Maggie Smith, at 80, remains busy too, racking up awards for her imperious Duchess of Grantham in Downton Abbey. And Judi Dench, who starred along with Smith in The Best Exotic Marigold Hotel, also wears her 80 years well. Back in 1968, I remember her being described as “toothsome” when she played a seductive Titania in a filmed version of A Midsummer Night’s Dream. More recently she had a mature but hardly old-ladyish action role in the James Bond flick Skyfall, was extremely moving as a grieving mother in Philomena, and  got to find screen romance (and zip around Jaipur on the back of a motorbike) in The Best Exotic Marigold Hotel. Old age doesn’t get much better than that.

Then of course there’s the ageless Lansbury. Although English-born, she got her start in American movies when barely twenty, earning Oscar nominations for her debut films, Gaslight and The Picture of Dorian Gray. She excelled at offbeat and sinister roles, most memorably as Laurence Harvey’s mother in The Manchurian Candidate. For most of her film career, she was a true L.A. person. Early on, she made ends meet by clerking at the famous Bullocks Wilshire Department Store. After fame found her, she continued to live in SoCal for many years, and I’d spot her doing her shopping at Santa Monica’s best fish store.

Since she was known as a movie actress, it was a surprise to watch her metamorphose in the late Sixties into a Broadway musical theatre star, first in Mame and then Gypsy.
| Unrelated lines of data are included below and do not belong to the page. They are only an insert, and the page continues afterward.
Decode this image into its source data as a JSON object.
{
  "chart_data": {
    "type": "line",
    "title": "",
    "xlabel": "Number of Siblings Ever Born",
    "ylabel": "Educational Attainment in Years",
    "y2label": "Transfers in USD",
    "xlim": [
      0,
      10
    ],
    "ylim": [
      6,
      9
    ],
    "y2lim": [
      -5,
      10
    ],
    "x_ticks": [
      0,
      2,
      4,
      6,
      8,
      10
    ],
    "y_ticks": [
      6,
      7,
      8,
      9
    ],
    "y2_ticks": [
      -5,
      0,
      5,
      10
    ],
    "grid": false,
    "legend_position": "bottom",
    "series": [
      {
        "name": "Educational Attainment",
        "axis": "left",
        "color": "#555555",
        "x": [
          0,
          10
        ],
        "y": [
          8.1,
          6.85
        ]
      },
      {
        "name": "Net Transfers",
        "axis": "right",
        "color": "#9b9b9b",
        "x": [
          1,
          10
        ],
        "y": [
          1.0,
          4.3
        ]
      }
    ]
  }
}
I saw her playing the role of Mama Rose in the latter, and will never forget the power she packed. In 1979, Stephen Sondheim and Harold Prince cast her as the thoroughly mad Mrs. Lovett, she of the infamous pie shop, in Sweeney Todd: for this role she earned her fourth Tony Award. Alas, Oscar eluded her, until she earned an honorary statuette in 2013.
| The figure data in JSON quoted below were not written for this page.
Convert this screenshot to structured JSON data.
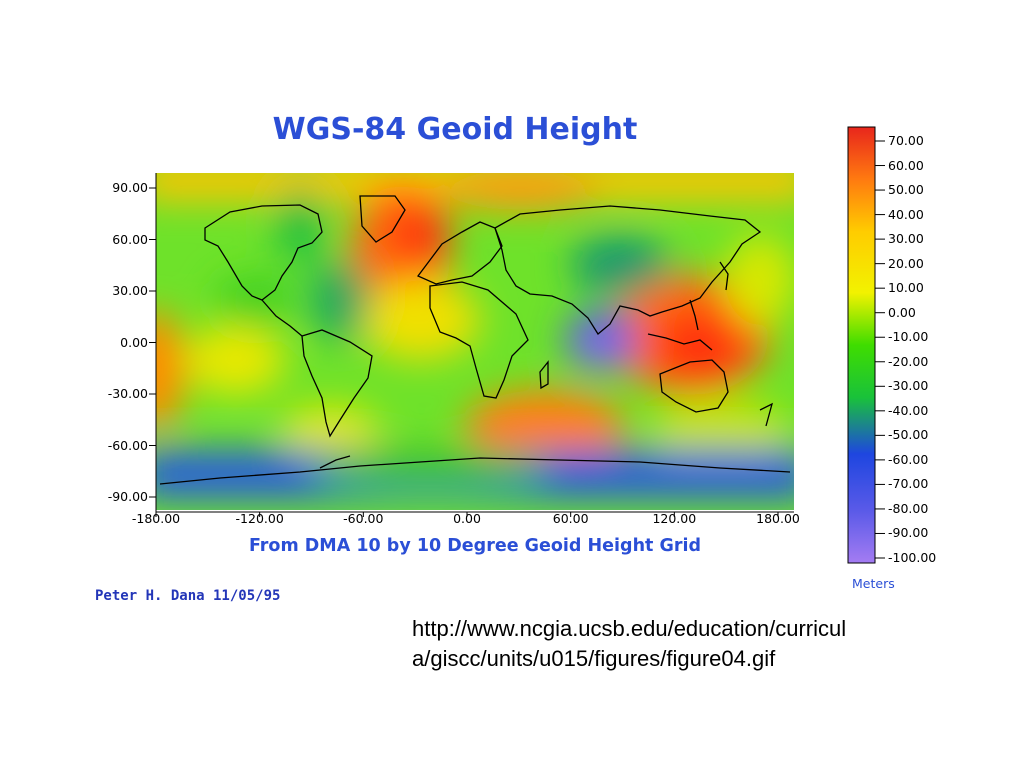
{
  "slide": {
    "source_line1": "http://www.ncgia.ucsb.edu/education/curricul",
    "source_line2": "a/giscc/units/u015/figures/figure04.gif"
  },
  "map": {
    "title": "WGS-84 Geoid Height",
    "subtitle": "From DMA 10 by 10 Degree Geoid Height Grid",
    "credit": "Peter H. Dana 11/05/95",
    "y_ticks": [
      "90.00",
      "60.00",
      "30.00",
      "0.00",
      "-30.00",
      "-60.00",
      "-90.00"
    ],
    "x_ticks": [
      "-180.00",
      "-120.00",
      "-60.00",
      "0.00",
      "60.00",
      "120.00",
      "180.00"
    ],
    "extent": {
      "lon": [
        -180,
        180
      ],
      "lat": [
        -90,
        90
      ]
    }
  },
  "colorbar": {
    "unit_label": "Meters",
    "ticks": [
      "70.00",
      "60.00",
      "50.00",
      "40.00",
      "30.00",
      "20.00",
      "10.00",
      "0.00",
      "-10.00",
      "-20.00",
      "-30.00",
      "-40.00",
      "-50.00",
      "-60.00",
      "-70.00",
      "-80.00",
      "-90.00",
      "-100.00"
    ],
    "range": [
      -100,
      70
    ],
    "colors": [
      "#e8261c",
      "#ff9900",
      "#ffee00",
      "#19d400",
      "#1e46e0",
      "#a078f0"
    ]
  }
}
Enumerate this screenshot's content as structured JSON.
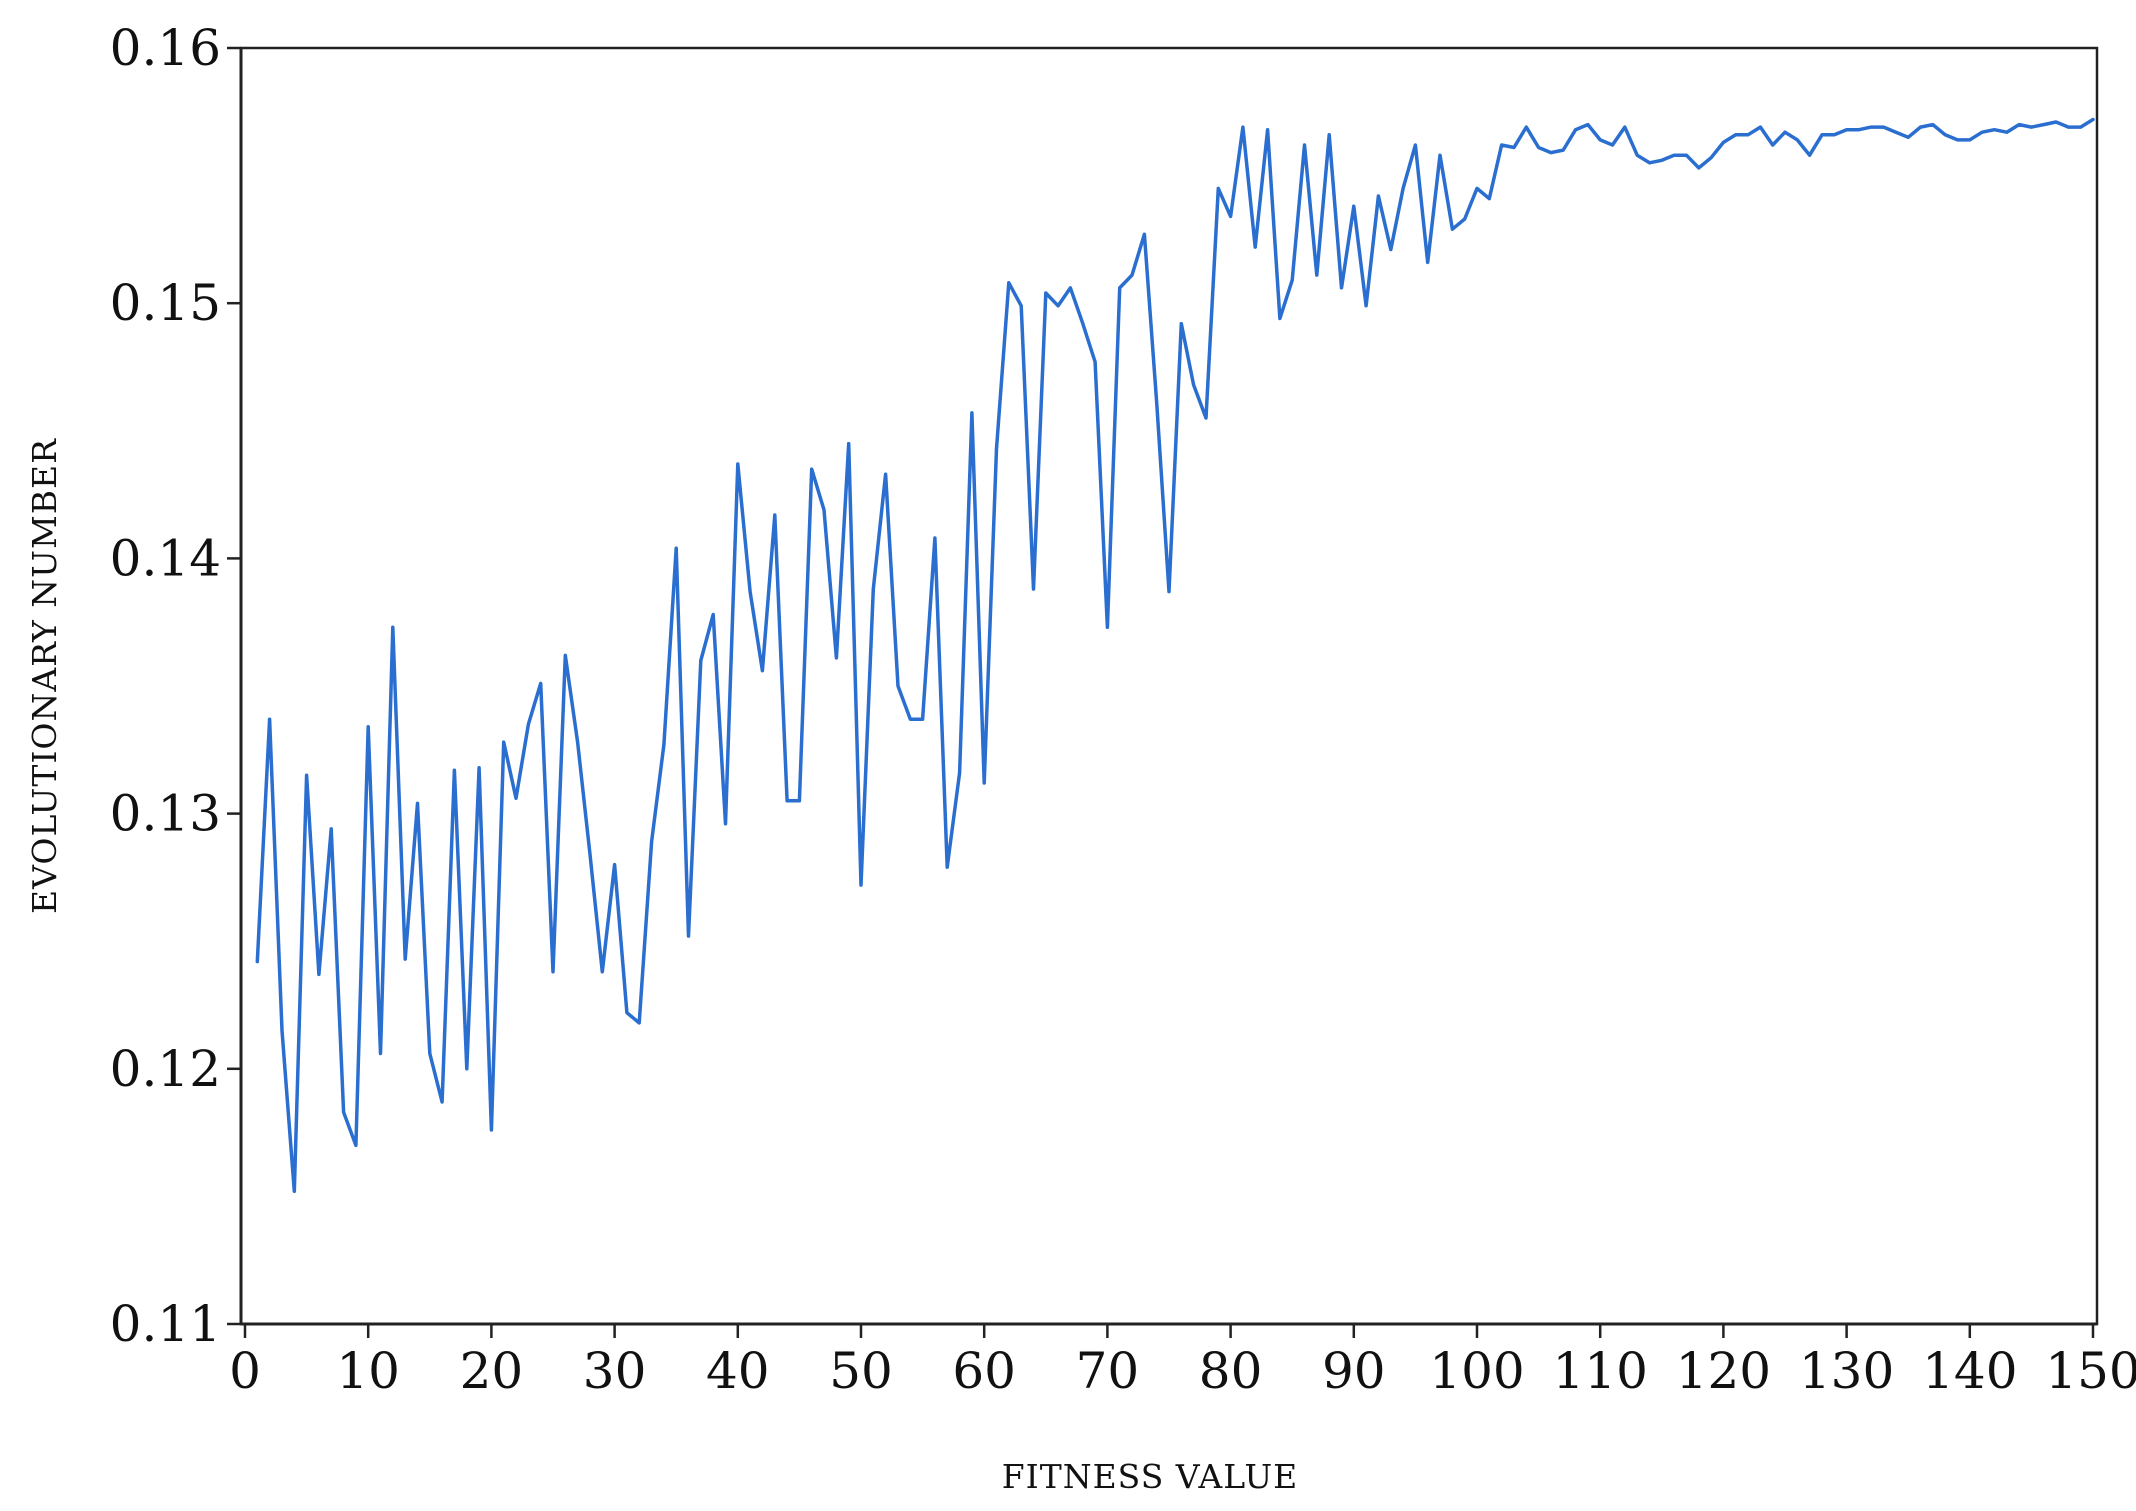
{
  "chart_data": {
    "type": "line",
    "xlabel": "FITNESS VALUE",
    "ylabel": "EVOLUTIONARY NUMBER",
    "xlim": [
      0,
      150
    ],
    "ylim": [
      0.11,
      0.16
    ],
    "xticks": [
      0,
      10,
      20,
      30,
      40,
      50,
      60,
      70,
      80,
      90,
      100,
      110,
      120,
      130,
      140,
      150
    ],
    "yticks": [
      0.11,
      0.12,
      0.13,
      0.14,
      0.15,
      0.16
    ],
    "ytick_labels": [
      "0.11",
      "0.12",
      "0.13",
      "0.14",
      "0.15",
      "0.16"
    ],
    "grid": false,
    "line_color": "#2a6ed0",
    "series": [
      {
        "x": [
          1,
          2,
          3,
          4,
          5,
          6,
          7,
          8,
          9,
          10,
          11,
          12,
          13,
          14,
          15,
          16,
          17,
          18,
          19,
          20,
          21,
          22,
          23,
          24,
          25,
          26,
          27,
          28,
          29,
          30,
          31,
          32,
          33,
          34,
          35,
          36,
          37,
          38,
          39,
          40,
          41,
          42,
          43,
          44,
          45,
          46,
          47,
          48,
          49,
          50,
          51,
          52,
          53,
          54,
          55,
          56,
          57,
          58,
          59,
          60,
          61,
          62,
          63,
          64,
          65,
          66,
          67,
          68,
          69,
          70,
          71,
          72,
          73,
          74,
          75,
          76,
          77,
          78,
          79,
          80,
          81,
          82,
          83,
          84,
          85,
          86,
          87,
          88,
          89,
          90,
          91,
          92,
          93,
          94,
          95,
          96,
          97,
          98,
          99,
          100,
          101,
          102,
          103,
          104,
          105,
          106,
          107,
          108,
          109,
          110,
          111,
          112,
          113,
          114,
          115,
          116,
          117,
          118,
          119,
          120,
          121,
          122,
          123,
          124,
          125,
          126,
          127,
          128,
          129,
          130,
          131,
          132,
          133,
          134,
          135,
          136,
          137,
          138,
          139,
          140,
          141,
          142,
          143,
          144,
          145,
          146,
          147,
          148,
          149,
          150
        ],
        "y": [
          0.1242,
          0.1337,
          0.1215,
          0.1152,
          0.1315,
          0.1237,
          0.1294,
          0.1183,
          0.117,
          0.1334,
          0.1206,
          0.1373,
          0.1243,
          0.1304,
          0.1206,
          0.1187,
          0.1317,
          0.12,
          0.1318,
          0.1176,
          0.1328,
          0.1306,
          0.1335,
          0.1351,
          0.1238,
          0.1362,
          0.1328,
          0.1284,
          0.1238,
          0.128,
          0.1222,
          0.1218,
          0.1289,
          0.1327,
          0.1404,
          0.1252,
          0.136,
          0.1378,
          0.1296,
          0.1437,
          0.1387,
          0.1356,
          0.1417,
          0.1305,
          0.1305,
          0.1435,
          0.1419,
          0.1361,
          0.1445,
          0.1272,
          0.1388,
          0.1433,
          0.135,
          0.1337,
          0.1337,
          0.1408,
          0.1279,
          0.1316,
          0.1457,
          0.1312,
          0.1443,
          0.1508,
          0.1499,
          0.1388,
          0.1504,
          0.1499,
          0.1506,
          0.1492,
          0.1477,
          0.1373,
          0.1506,
          0.1511,
          0.1527,
          0.1461,
          0.1387,
          0.1492,
          0.1468,
          0.1455,
          0.1545,
          0.1534,
          0.1569,
          0.1522,
          0.1568,
          0.1494,
          0.1509,
          0.1562,
          0.1511,
          0.1566,
          0.1506,
          0.1538,
          0.1499,
          0.1542,
          0.1521,
          0.1545,
          0.1562,
          0.1516,
          0.1558,
          0.1529,
          0.1533,
          0.1545,
          0.1541,
          0.1562,
          0.1561,
          0.1569,
          0.1561,
          0.1559,
          0.156,
          0.1568,
          0.157,
          0.1564,
          0.1562,
          0.1569,
          0.1558,
          0.1555,
          0.1556,
          0.1558,
          0.1558,
          0.1553,
          0.1557,
          0.1563,
          0.1566,
          0.1566,
          0.1569,
          0.1562,
          0.1567,
          0.1564,
          0.1558,
          0.1566,
          0.1566,
          0.1568,
          0.1568,
          0.1569,
          0.1569,
          0.1567,
          0.1565,
          0.1569,
          0.157,
          0.1566,
          0.1564,
          0.1564,
          0.1567,
          0.1568,
          0.1567,
          0.157,
          0.1569,
          0.157,
          0.1571,
          0.1569,
          0.1569,
          0.1572
        ]
      }
    ]
  }
}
 Many remember Lansbury for TV’s Murder She Wrote (1984-96). One who’ll never forget her is actor Robert Forster, who told me that for this series, “She made it a habit of hiring actors who needed the work. Wow! She had a reputation for being a salvation for actors of a certain era who had slipped under the radar. So she hired me twice. She’s a real good girl.”    

4 comments:

  1. These gutsy British actresses are living proof that old age can be vital and fulfilling. Next month, Judi gets to shine again in "The Second Best Exotic Marigold Hotel." As people live longer, more active lives, let's hope that an increasing number of films featuring performers of a certain vintage--female, male, varying nationalities--are made.

    ReplyDelete
  2. Always great to hear from you, Marlene. And amen to your sentiments -- let's hear it for the talents of the AARP generation (of whatever nationality). In Japan, very accomplished oldsters in many performance fields are sometimes designated Living National Treasures. We need more of that thinking here!

    ReplyDelete
  3. I love hearing that anecdote from Robert Forster - who was in some doldrums in the 80's before his star rose again for a while in the 90's thanks to Quentin Tarantino.
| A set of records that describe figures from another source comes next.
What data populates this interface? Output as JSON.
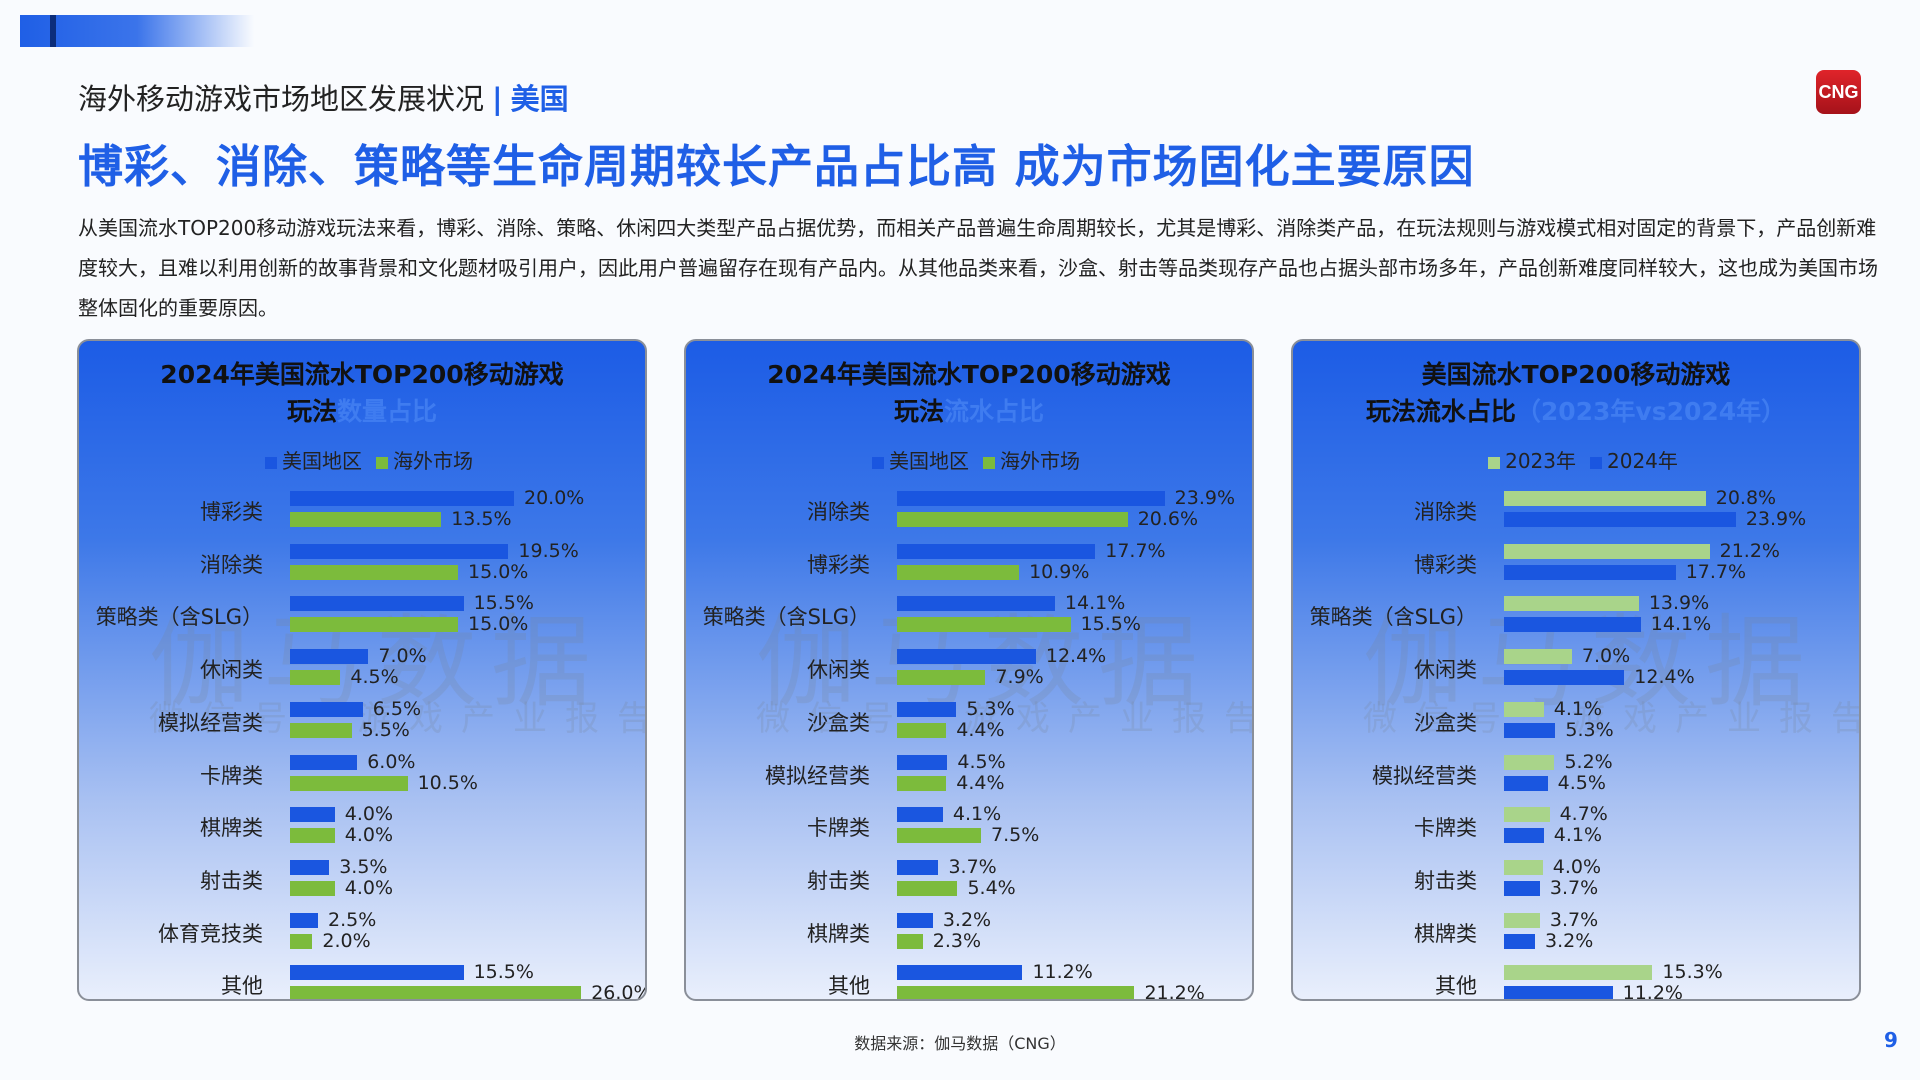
{
  "header": {
    "section": "海外移动游戏市场地区发展状况",
    "separator": "|",
    "region": "美国",
    "title": "博彩、消除、策略等生命周期较长产品占比高 成为市场固化主要原因",
    "logo": "CNG"
  },
  "body_text": "从美国流水TOP200移动游戏玩法来看，博彩、消除、策略、休闲四大类型产品占据优势，而相关产品普遍生命周期较长，尤其是博彩、消除类产品，在玩法规则与游戏模式相对固定的背景下，产品创新难度较大，且难以利用创新的故事背景和文化题材吸引用户，因此用户普遍留存在现有产品内。从其他品类来看，沙盒、射击等品类现存产品也占据头部市场多年，产品创新难度同样较大，这也成为美国市场整体固化的重要原因。",
  "watermark": {
    "main": "伽马数据",
    "sub": "微信号：游戏产业报告"
  },
  "footer": {
    "source": "数据来源：伽马数据（CNG）",
    "page": "9"
  },
  "colors": {
    "accent": "#1f5fe6",
    "blue_bar": "#1a56e0",
    "green_bar": "#7cbb3c",
    "light_green_bar": "#a9d48a"
  },
  "chart_data": [
    {
      "type": "bar",
      "orientation": "horizontal",
      "title_line1": "2024年美国流水TOP200移动游戏",
      "title_line2": "玩法",
      "title_highlight": "数量占比",
      "categories": [
        "博彩类",
        "消除类",
        "策略类（含SLG）",
        "休闲类",
        "模拟经营类",
        "卡牌类",
        "棋牌类",
        "射击类",
        "体育竞技类",
        "其他"
      ],
      "series": [
        {
          "name": "美国地区",
          "color": "#1a56e0",
          "values": [
            20.0,
            19.5,
            15.5,
            7.0,
            6.5,
            6.0,
            4.0,
            3.5,
            2.5,
            15.5
          ]
        },
        {
          "name": "海外市场",
          "color": "#7cbb3c",
          "values": [
            13.5,
            15.0,
            15.0,
            4.5,
            5.5,
            10.5,
            4.0,
            4.0,
            2.0,
            26.0
          ]
        }
      ],
      "unit": "%",
      "legend": "top"
    },
    {
      "type": "bar",
      "orientation": "horizontal",
      "title_line1": "2024年美国流水TOP200移动游戏",
      "title_line2": "玩法",
      "title_highlight": "流水占比",
      "categories": [
        "消除类",
        "博彩类",
        "策略类（含SLG）",
        "休闲类",
        "沙盒类",
        "模拟经营类",
        "卡牌类",
        "射击类",
        "棋牌类",
        "其他"
      ],
      "series": [
        {
          "name": "美国地区",
          "color": "#1a56e0",
          "values": [
            23.9,
            17.7,
            14.1,
            12.4,
            5.3,
            4.5,
            4.1,
            3.7,
            3.2,
            11.2
          ]
        },
        {
          "name": "海外市场",
          "color": "#7cbb3c",
          "values": [
            20.6,
            10.9,
            15.5,
            7.9,
            4.4,
            4.4,
            7.5,
            5.4,
            2.3,
            21.2
          ]
        }
      ],
      "unit": "%",
      "legend": "top"
    },
    {
      "type": "bar",
      "orientation": "horizontal",
      "title_line1": "美国流水TOP200移动游戏",
      "title_line2": "玩法流水占比",
      "title_highlight": "（2023年vs2024年）",
      "categories": [
        "消除类",
        "博彩类",
        "策略类（含SLG）",
        "休闲类",
        "沙盒类",
        "模拟经营类",
        "卡牌类",
        "射击类",
        "棋牌类",
        "其他"
      ],
      "series": [
        {
          "name": "2023年",
          "color": "#a9d48a",
          "values": [
            20.8,
            21.2,
            13.9,
            7.0,
            4.1,
            5.2,
            4.7,
            4.0,
            3.7,
            15.3
          ]
        },
        {
          "name": "2024年",
          "color": "#1a56e0",
          "values": [
            23.9,
            17.7,
            14.1,
            12.4,
            5.3,
            4.5,
            4.1,
            3.7,
            3.2,
            11.2
          ]
        }
      ],
      "unit": "%",
      "legend": "top"
    }
  ]
}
    I also love our older British actresses - amazing Angela Lansbury. Dame Maggie. Dame Judi. I'm looking forward to the second Exotic Marigold Hotel movie - which I'm sure will be slight as these sequels usually are - but how can you go wrong with those two ladies leading that cast in anything? As a card carrying 007 nut I was captivated by the fact that the Bond girl in Skyfall was M - and Ms. Dench knocked her final Bond movie out of the park. Philomena was also just excellent. And how wonderful that Ms. Smith got to bring her effortless class and charisma to all eight high profile Harry Potter movies in addition to her smaller movies. Wonderful stuff - and I hope these ladies can continue on for years to come!

    ReplyDelete
  4. Me too, Mr. C -- long live these great dames!